Steven G. Miller, the company's Chairman, President and Chief Executive Officer, said “We want to thank Chuck Kirk for his many years of dedicated service as our CFO. We look forward to continuing to work with Chuck and believe that our company will continue to benefit from his considerable retail expertise and experience. At the same time, we believe that it is in the best interests of the company and its stockholders that we engage a new CFO who is a certified public accountant and who possesses more financial accounting and public reporting expertise. We continue to work diligently to complete the restatement process as quickly as possible.”
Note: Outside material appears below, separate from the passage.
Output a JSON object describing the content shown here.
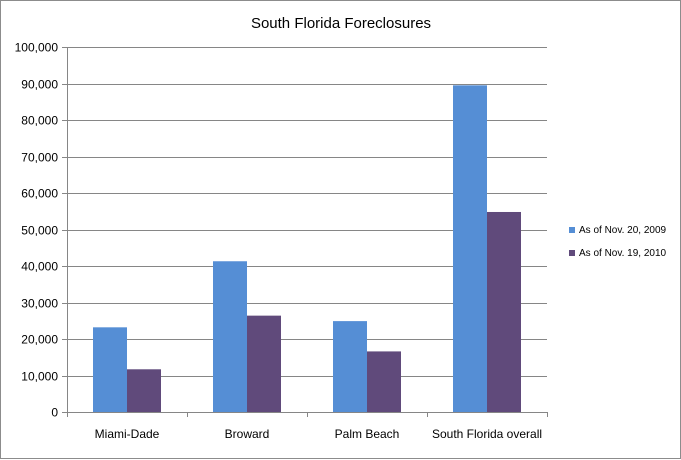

The company does not expect that the change in Mr. Kirk's role will cause any additional delay in the completion of its previously announced restatement or the filing of its Annual Report on Form 10-K for fiscal 2004 and Quarterly Reports on Form 10-Q for the first and second quarters of fiscal 2005. Additionally, as the company announced on July 29, 2005, additional corrections to its prior financial statements will be required as part of the restatement. The expected cumulative net impact on the company's net income of all additional corrections that the company is aware of at this time, as well as the adjustments relating to the previously announced lease accounting changes and sales return reserve, for fiscal years 2002 through 2004 remains less than 3% of aggregate net income as preliminarily reported on February 9, 2005 for such fiscal year periods, which reflected the preliminary adjustments to address the previously announced error in an account within accounts payable. As also stated in the July 29, 2005 announcement, these matters will reduce net income for prior periods, which the company anticipates will be reflected in a balance sheet adjustment for fiscal 2002.

The company is continuing to work diligently to complete the review process in connection with the restatement so that its fiscal 2004 financial statements and the associated audit by KPMG LLP may be completed in order to permit the filing of the company's Annual Report for fiscal 2004 and Quarterly Reports for the first two quarters of fiscal 2005. If the company is unable to file the Annual Report for fiscal 2004 and the Quarterly Report for the first quarter of fiscal 2005 by the August 12, 2005 extension date given it by the NASDAQ Listing Qualifications Panel, it will request a further extension, but such an extension may not be granted, in which case its common stock could be delisted from the NASDAQ National Market.